Crosetti pressed March on what had become of Rolly. Did he think she had gone back to the States when Bulstrode had? He didn’t know, and that was more or less the end of our interview. After assuring the don that we would have all of Bulstrode’s personal items delivered to him and that Ms. Ping would handle the decedent’s will (and of course avoiding the issue of the lost manuscript), we took our leave.
Back in the car, we had a small disagreement about what to do next. Paul thought that we should continue with our original plan of following Bulstrode’s tracks, which meant going to Warwickshire and visiting Darden Hall. Crosetti objected that Bulstrode did not seem to have found anything there and why did we think we’d do any better than an expert? He was for staying and investigating at March and Bulstrode’s home and looking at these “papers” March had mentioned. I observed that he seemed far more interested in finding Ms. Rolly than in locating the Item. He replied that Rolly was the source, key, and engine of the entire affair. Find Rolly and you had all currently available information about the Item, including in all probability the purloined grille. We tossed this bone back and forth for some minutes, with increasing irritation on my part (for, naturally, I knew it was
Miranda
who had stolen the grille!) until Brown reminded us that other agents would be cruising these roads and asking the locals whether anyone had seen a Mercedes SEL, of which there were probably not many on the lanes of rural Oxfordshire, and by such means arriving back on our heels.

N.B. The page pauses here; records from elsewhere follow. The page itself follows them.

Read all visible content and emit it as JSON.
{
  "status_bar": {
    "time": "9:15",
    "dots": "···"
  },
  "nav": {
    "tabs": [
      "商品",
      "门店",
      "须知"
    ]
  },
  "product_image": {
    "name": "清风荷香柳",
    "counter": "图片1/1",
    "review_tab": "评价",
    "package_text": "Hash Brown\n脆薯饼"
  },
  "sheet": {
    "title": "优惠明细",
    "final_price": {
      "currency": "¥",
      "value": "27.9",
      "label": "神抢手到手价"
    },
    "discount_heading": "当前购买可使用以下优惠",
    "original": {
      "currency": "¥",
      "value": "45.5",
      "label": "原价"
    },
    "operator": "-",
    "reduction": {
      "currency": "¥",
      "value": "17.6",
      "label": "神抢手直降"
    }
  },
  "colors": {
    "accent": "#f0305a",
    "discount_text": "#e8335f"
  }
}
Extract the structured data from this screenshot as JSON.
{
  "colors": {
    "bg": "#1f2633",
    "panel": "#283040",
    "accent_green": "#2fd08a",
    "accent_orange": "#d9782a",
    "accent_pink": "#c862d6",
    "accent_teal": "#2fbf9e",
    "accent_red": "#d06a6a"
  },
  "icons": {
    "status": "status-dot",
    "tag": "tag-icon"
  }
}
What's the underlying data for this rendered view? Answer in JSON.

Paul suggested that Crosetti return to the inn and ask if March
would consent to an inspection of these papers; he could stay at one of the perfectly adequate hotels. March was not averse to this plan, and we left Crosetti there with him. I was relieved, for I’d been finding the man ever more annoying. I mentioned this to Paul as Brown drove us away from the pub and he asked me why that was, since Crosetti struck him as mild enough. He’d hardly said a word in the car during the journey north.

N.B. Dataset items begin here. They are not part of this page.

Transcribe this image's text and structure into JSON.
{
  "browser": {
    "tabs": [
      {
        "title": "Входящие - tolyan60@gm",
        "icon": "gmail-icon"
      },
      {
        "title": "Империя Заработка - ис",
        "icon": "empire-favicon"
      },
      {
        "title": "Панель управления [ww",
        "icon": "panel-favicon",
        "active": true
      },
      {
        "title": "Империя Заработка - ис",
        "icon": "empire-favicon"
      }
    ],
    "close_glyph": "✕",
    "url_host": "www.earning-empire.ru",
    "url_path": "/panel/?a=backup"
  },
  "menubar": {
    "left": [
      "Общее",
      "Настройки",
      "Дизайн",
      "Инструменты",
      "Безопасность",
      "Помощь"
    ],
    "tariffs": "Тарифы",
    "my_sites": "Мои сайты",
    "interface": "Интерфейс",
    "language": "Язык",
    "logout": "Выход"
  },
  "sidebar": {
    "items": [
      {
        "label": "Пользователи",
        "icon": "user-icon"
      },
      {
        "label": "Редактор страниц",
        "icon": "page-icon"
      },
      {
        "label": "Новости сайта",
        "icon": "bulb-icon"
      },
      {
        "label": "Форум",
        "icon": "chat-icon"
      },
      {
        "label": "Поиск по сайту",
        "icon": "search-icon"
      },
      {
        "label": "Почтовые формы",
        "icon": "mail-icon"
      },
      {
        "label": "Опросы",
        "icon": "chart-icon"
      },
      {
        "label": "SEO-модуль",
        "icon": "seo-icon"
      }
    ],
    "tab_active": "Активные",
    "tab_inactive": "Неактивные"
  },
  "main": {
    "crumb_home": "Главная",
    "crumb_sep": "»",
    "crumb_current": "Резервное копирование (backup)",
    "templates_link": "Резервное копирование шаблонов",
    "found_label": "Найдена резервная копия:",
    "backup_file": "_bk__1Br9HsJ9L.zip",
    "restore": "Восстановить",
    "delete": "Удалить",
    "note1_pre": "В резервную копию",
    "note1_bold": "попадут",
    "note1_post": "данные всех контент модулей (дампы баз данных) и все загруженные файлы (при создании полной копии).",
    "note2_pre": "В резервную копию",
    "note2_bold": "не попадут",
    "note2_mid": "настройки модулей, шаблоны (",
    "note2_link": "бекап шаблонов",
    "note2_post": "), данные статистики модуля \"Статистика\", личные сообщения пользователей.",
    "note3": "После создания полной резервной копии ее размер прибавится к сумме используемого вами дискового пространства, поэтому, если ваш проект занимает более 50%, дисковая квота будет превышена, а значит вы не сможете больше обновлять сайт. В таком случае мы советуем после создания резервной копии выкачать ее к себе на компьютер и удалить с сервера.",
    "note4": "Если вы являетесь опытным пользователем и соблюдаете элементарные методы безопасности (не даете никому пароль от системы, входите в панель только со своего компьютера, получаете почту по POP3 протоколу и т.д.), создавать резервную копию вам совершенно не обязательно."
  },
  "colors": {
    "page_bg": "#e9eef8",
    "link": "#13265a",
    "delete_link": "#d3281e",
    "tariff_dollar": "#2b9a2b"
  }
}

“I don’t like him,” I said. “A typical poseur from the outer boroughs. A
screenwriter
, for God’s sake! Completely untrustworthy. I can’t imagine what I was thinking when I invited him along.”

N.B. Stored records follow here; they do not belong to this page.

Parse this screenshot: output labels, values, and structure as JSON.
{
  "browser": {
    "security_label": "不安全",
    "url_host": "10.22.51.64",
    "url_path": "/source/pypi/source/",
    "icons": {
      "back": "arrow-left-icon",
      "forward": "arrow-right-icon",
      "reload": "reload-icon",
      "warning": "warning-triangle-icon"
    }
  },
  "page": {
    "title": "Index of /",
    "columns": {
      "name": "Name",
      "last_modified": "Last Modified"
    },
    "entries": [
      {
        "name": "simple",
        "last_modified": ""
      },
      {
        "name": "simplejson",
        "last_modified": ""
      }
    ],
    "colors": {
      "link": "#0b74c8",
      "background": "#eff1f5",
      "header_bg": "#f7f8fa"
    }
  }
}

“You should pay attention to the people who irritate you,” said Paul.
“What’s that supposed to mean?”
“Oh, I think you know,” he said in that irritatingly confident tone he sometimes has, like a voice from the clouds.
“I
don’t
know. I would have said if I knew, or have you been vouchsafed the power to read minds?”
“Hm. Can you think of another poseur from the outer boroughs, this one an actor rather than a screenwriter? But this one didn’t have a family as happy as Crosetti’s, didn’t have a loving mom, didn’t have a heroic dad—”
“What, you think I’m
jealous
of him? That I’m
like
him?”
“—who decided to play it safe and go to law school instead of taking a shot at what he really wanted to do, and he sees a kid with a warm and loving family who has the guts to follow his dreams—”
“That is such horseshit….”
“Not. Plus, you practically accused him of trying to seduce your wife, in fact, you encouraged him to do so. Just before you wrecked the bar in your hotel and put the bartender in the hospital.”
“I did no such thing,” I said spontaneously.
“I know you think you didn’t, but you really did. Have you ever had blackouts like that before?”
“Oh, thank you! I’m sure you have an AA group in your church basement that I’d fit right into.”